Примерно за неделю перед Пасхой — в том году католики праздновали ее 22 апреля — пришли первые корабли из Тевтонии с купцами и пилигримами, а с ними та самая папская булла «Ко всем королям русским». В свете недавних событий, связанных с покорением Эзеля, документ был крайне важным и своевременным. Все вокруг судачили о том, что с крещением эзельских эстов русские непременно «прижмут хвост». Автора грамоты, Папы Римского Гонория III, к тому времени уже не было в живых, он скончался 18 марта, но весть о его смерти и избрании нового папы, само собой, до Ливонии дойдет еще не скоро…

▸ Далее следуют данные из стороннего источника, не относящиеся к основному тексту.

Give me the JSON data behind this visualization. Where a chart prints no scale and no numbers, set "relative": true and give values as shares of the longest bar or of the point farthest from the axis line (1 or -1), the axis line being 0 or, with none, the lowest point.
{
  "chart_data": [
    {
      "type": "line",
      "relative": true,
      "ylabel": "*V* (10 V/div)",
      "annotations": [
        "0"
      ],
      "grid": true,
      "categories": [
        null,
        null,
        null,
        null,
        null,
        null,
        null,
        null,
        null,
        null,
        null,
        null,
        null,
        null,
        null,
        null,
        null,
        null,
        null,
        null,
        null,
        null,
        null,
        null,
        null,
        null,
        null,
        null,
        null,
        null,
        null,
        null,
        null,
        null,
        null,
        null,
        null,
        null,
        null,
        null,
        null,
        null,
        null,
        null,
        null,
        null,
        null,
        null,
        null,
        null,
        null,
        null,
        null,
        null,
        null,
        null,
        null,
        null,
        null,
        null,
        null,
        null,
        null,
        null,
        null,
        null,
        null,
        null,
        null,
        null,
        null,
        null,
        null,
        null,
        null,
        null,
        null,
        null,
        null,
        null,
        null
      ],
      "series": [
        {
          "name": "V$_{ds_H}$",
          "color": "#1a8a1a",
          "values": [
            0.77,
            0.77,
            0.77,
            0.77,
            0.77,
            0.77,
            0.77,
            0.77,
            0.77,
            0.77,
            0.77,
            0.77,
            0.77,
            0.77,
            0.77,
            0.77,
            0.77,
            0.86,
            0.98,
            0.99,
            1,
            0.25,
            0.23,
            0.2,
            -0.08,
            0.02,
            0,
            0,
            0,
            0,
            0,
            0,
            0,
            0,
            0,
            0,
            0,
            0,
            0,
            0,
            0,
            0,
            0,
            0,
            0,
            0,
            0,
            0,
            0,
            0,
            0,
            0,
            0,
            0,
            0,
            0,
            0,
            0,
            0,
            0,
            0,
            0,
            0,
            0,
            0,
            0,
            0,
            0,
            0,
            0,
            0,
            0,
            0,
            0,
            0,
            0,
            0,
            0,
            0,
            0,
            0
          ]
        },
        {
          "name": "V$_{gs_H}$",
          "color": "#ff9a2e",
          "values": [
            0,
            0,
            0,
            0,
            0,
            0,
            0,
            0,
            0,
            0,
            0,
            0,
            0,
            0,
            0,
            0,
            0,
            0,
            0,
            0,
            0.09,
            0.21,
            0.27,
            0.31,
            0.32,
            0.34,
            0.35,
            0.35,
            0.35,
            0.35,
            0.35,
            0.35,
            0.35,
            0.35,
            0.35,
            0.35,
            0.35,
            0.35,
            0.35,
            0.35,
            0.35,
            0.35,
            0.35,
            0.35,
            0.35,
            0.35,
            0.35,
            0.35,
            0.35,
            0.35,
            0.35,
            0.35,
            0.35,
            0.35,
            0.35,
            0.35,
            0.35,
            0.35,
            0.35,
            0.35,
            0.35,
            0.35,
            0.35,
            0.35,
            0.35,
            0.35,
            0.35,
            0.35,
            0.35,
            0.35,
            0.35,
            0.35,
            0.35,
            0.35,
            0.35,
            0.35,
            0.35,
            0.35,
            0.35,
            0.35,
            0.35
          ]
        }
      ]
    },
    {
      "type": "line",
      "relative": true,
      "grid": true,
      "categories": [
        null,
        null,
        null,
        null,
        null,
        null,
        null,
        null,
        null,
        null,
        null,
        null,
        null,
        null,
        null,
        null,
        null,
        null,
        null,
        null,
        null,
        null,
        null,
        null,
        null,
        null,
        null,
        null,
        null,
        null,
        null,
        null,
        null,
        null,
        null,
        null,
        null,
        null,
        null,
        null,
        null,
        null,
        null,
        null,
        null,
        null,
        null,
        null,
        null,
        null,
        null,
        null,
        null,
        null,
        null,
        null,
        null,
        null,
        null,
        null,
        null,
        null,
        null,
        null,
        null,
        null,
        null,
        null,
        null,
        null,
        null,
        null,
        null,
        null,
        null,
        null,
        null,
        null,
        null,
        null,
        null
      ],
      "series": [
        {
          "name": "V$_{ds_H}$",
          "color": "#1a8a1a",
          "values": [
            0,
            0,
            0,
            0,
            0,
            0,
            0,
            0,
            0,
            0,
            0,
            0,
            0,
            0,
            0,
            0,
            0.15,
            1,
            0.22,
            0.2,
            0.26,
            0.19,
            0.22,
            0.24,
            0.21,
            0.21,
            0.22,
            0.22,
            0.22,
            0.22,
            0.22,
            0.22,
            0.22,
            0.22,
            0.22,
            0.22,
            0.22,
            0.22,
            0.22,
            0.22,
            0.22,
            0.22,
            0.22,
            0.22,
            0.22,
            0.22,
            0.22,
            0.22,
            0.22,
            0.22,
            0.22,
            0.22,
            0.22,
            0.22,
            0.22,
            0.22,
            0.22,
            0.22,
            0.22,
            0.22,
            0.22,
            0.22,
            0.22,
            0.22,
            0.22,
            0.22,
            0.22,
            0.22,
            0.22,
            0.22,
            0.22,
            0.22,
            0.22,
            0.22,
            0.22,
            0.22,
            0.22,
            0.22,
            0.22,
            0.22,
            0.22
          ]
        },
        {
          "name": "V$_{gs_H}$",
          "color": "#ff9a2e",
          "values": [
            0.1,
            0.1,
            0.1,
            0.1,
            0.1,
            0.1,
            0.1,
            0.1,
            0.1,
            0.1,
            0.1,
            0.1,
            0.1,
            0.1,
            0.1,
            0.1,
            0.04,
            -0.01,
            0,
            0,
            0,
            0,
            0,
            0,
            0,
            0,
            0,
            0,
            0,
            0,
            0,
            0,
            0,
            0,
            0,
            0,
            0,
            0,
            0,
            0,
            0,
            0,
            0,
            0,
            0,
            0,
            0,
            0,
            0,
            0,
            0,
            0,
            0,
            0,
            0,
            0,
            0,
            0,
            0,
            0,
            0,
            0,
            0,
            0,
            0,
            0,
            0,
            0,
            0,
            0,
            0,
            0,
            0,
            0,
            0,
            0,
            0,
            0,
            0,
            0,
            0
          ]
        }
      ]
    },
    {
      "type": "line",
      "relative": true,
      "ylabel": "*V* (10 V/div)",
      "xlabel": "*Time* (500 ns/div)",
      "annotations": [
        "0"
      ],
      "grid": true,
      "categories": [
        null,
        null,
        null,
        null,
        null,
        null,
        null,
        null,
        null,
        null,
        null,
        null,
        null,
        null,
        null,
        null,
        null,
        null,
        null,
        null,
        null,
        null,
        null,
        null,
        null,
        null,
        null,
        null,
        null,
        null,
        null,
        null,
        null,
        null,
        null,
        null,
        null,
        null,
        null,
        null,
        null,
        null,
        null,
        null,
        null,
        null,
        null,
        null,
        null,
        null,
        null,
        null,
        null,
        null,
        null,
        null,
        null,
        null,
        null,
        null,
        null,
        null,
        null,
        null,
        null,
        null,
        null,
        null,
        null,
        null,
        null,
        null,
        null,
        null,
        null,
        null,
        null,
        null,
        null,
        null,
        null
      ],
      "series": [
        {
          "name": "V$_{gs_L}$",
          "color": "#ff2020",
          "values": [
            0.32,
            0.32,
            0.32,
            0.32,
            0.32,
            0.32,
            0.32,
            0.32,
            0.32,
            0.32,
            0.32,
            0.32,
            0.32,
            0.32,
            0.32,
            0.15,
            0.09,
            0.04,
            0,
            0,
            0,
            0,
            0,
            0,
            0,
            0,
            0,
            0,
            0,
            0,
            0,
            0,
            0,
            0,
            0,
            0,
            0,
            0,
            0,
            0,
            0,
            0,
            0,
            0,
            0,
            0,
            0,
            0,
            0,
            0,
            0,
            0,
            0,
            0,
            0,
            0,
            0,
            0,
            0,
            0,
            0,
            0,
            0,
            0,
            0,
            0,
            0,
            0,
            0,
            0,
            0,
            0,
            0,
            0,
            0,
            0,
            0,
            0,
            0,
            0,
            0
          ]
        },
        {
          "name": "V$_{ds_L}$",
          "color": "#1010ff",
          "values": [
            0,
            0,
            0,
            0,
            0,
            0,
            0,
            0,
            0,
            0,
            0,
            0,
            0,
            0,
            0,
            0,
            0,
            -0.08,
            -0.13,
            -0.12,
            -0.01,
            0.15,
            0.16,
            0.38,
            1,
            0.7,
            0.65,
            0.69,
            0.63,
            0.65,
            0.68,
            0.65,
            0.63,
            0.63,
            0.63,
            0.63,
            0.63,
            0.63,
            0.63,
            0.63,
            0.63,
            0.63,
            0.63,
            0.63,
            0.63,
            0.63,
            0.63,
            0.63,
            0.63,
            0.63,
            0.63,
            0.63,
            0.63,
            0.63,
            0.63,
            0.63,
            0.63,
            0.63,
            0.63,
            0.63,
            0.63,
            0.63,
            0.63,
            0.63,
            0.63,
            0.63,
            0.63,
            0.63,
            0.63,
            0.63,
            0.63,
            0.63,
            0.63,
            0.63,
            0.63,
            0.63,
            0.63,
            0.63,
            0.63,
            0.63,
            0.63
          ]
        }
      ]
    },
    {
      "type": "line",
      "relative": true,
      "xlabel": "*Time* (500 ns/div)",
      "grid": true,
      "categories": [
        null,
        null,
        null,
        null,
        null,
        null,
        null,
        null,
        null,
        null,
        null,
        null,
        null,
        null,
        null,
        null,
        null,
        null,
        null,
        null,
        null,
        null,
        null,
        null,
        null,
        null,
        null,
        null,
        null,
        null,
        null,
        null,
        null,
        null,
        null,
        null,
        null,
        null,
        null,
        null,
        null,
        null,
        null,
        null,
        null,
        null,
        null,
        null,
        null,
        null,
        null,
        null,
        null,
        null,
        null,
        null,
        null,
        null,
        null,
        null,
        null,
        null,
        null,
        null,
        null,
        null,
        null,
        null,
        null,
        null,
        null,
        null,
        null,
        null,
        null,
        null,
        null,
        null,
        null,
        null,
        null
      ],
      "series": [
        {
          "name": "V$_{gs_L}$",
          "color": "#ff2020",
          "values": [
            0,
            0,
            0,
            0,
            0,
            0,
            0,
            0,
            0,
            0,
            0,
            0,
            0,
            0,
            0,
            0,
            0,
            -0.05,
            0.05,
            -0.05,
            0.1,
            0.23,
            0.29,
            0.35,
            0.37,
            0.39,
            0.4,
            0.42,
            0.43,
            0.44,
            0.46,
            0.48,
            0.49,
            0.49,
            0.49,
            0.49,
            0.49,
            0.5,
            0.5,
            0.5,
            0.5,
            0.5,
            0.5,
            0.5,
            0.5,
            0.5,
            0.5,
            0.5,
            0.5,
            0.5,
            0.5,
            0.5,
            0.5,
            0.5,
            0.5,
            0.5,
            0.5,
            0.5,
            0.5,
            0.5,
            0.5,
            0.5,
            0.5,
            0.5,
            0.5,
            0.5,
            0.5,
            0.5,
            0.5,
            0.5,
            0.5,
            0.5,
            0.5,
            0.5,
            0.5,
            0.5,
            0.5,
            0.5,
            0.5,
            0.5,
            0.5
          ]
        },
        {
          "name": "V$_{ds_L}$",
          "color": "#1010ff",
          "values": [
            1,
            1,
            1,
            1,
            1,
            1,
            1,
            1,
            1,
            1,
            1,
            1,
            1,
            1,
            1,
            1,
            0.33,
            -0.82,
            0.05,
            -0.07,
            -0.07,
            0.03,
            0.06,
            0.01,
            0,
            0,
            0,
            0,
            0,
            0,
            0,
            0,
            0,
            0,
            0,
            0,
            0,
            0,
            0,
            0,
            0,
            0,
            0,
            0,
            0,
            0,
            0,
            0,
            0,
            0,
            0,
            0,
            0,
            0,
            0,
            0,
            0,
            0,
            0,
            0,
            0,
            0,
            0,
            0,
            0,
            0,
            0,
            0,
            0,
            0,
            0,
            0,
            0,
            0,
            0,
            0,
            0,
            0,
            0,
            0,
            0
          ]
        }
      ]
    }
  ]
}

История Ливонии шла своим чередом. О покорении Куронии и Семигалии «Хроники» Генриха пишут следующее: «В лето Господне 1228, в пятницу, 18 августа, злейшие ненавистники христиан куроны в союзе с другими язычниками семигалами овладели монастырем и замком Динаминдом, и монахи там были бесчеловечно умерщвлены различным образом. Посему, прознав про это, магистр ордена Меченосцев и его братья-рыцари вместе с множеством пилигримов, собрались в многочисленное войско, чтобы отомстить за смерть монахов. И вскоре двинулись в незваную землю и предали огню и мечу многие деревни Куронии и Семигалии, подчинив тот дикий народ христианам…»

«Хроника Ливонии» писалась по воле епископа Альберта, а тот умер в январе 1229 года, унеся в могилу свою волю. Новый же, четвертый после него, епископ Николай — человек, тихий кроткий и совершенно не озабоченный идеей создания собственного жизнеописания, — мог и не чувствовать нужды в личном историографе, предоставив человеку с дарованиями летописца и писателя спокойненько ловить миног.

Был ли епископ Альберт тщеславным человеком, жаждал ли он славы? Мне трудно судить, но предполагаю, что мысли об увековечивании собственной персоны посредством летописного жизнеописания ему в голову все же приходили. Колонизация земель балтов, проповедь католичества среди местных языческих народов стали делом жизни Альберта, почти половину которой он провел в Риге — городе, основанным им самим. В конце жизни его взоры обратились к левобережью Даугавы — к землям, населенным непокоренными пока что куршами и земгалами, — но продвинуть немецкую экспансию к западу от Даугавы ему уже было не суждено…

 

 

2 Не знаю, о чем я тоскую.

Покоя душе моей нет.

Забыть ни на миг не могу я

Преданье далеких лет… (перевод С. Маршака).